This project is an API developed in Python using FastAPI. Its main goal is to create an API capable of returning text extracted from various sources to feed the database of LLMs that use the RAG technique.
Currently, the API can:
- Extract and translate subtitles from YouTube videos.
- Transcribe audio files.
- Extract text from web pages.
The API is designed to be efficient and modular, facilitating integrations with other systems and allowing scalability as needed.
- Extraction of subtitles from YouTube videos.
- Transcription of audio files.
- Extraction of text from web pages.
Follow the steps below to set up and run the API on your local machine.

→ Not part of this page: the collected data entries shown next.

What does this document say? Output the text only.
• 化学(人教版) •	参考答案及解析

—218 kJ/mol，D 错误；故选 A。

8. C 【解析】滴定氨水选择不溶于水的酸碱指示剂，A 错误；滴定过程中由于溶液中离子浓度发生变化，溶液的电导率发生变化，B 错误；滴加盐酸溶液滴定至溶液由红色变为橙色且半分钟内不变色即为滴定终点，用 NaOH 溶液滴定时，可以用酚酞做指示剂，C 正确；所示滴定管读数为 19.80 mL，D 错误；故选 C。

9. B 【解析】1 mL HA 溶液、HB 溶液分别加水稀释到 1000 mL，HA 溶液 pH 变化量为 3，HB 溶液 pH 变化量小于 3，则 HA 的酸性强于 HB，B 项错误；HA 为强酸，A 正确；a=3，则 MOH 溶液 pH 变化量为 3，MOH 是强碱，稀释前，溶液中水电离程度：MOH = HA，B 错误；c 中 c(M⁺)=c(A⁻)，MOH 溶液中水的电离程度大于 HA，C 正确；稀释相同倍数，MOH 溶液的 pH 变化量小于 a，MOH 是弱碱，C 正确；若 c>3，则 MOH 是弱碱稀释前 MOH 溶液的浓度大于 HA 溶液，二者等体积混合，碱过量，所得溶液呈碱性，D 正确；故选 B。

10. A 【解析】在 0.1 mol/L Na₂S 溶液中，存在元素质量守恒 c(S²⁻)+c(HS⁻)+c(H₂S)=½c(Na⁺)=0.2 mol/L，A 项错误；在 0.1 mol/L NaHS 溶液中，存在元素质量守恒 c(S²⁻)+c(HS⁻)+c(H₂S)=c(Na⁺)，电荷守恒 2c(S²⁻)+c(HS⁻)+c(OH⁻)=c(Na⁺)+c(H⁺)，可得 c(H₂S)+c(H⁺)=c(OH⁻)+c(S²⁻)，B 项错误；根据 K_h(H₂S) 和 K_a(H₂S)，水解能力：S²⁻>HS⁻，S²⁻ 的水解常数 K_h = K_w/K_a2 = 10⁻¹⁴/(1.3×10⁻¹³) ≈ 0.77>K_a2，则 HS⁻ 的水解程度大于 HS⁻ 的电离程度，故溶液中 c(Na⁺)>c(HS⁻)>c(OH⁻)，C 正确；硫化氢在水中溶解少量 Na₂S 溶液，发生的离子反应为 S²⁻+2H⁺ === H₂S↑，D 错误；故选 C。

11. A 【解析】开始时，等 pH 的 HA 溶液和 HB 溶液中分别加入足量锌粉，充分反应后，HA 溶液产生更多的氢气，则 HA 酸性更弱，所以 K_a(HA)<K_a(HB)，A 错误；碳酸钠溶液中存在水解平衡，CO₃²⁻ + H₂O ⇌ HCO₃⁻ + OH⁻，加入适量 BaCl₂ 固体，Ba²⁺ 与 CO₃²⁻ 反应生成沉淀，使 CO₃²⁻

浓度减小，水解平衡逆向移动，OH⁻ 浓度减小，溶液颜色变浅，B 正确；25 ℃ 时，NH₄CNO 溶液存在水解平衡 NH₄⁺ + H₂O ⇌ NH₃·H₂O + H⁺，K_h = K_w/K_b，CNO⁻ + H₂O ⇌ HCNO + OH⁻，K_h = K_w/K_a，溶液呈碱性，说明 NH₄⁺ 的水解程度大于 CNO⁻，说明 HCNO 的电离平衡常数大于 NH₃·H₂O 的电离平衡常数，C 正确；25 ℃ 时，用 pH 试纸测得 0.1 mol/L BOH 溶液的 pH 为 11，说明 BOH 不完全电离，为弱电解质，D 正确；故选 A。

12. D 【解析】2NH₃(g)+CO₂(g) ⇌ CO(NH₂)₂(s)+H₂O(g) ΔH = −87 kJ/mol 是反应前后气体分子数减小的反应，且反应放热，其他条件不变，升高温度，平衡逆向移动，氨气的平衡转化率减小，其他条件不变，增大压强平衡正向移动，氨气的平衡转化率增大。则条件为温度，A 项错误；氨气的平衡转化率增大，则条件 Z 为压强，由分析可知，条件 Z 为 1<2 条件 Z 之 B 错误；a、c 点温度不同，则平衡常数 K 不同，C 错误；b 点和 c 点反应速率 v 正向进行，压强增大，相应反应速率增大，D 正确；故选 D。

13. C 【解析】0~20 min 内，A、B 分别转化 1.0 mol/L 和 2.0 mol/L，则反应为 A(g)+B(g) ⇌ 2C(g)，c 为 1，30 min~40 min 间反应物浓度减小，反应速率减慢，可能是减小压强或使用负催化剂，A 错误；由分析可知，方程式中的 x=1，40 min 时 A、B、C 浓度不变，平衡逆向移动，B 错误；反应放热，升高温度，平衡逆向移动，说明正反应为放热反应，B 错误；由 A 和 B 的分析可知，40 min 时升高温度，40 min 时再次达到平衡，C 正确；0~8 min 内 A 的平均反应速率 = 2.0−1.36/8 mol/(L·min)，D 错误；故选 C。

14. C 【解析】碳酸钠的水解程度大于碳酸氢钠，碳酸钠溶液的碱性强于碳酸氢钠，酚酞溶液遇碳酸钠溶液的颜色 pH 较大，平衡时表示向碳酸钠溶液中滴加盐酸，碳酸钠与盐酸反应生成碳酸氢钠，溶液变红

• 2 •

Before starting, make sure you have the following installed:
- Python 3.x
- Pip (Python package manager)
- Clone the repository
git clone https://github.com/daniel-trindade/corpusAPI.git
cd corpusAPI
- Create a virtual environment (optional but recommended)
python -m venv venv
source venv/bin/activate # Linux/Mac
venv\Scripts\activate # Windows
- Install dependencies
pip install -r requirements.txt
- Run the API
fastapi dev app/main.py
The API will be running at http://127.0.0.1:8000
(or another specified port).
You can view the documentation when the API is running:
Swagger UI (automatically available with FastAPI)
If you wish to contribute to the project, feel free to open issues or pull requests!
This project is licensed under the MIT License.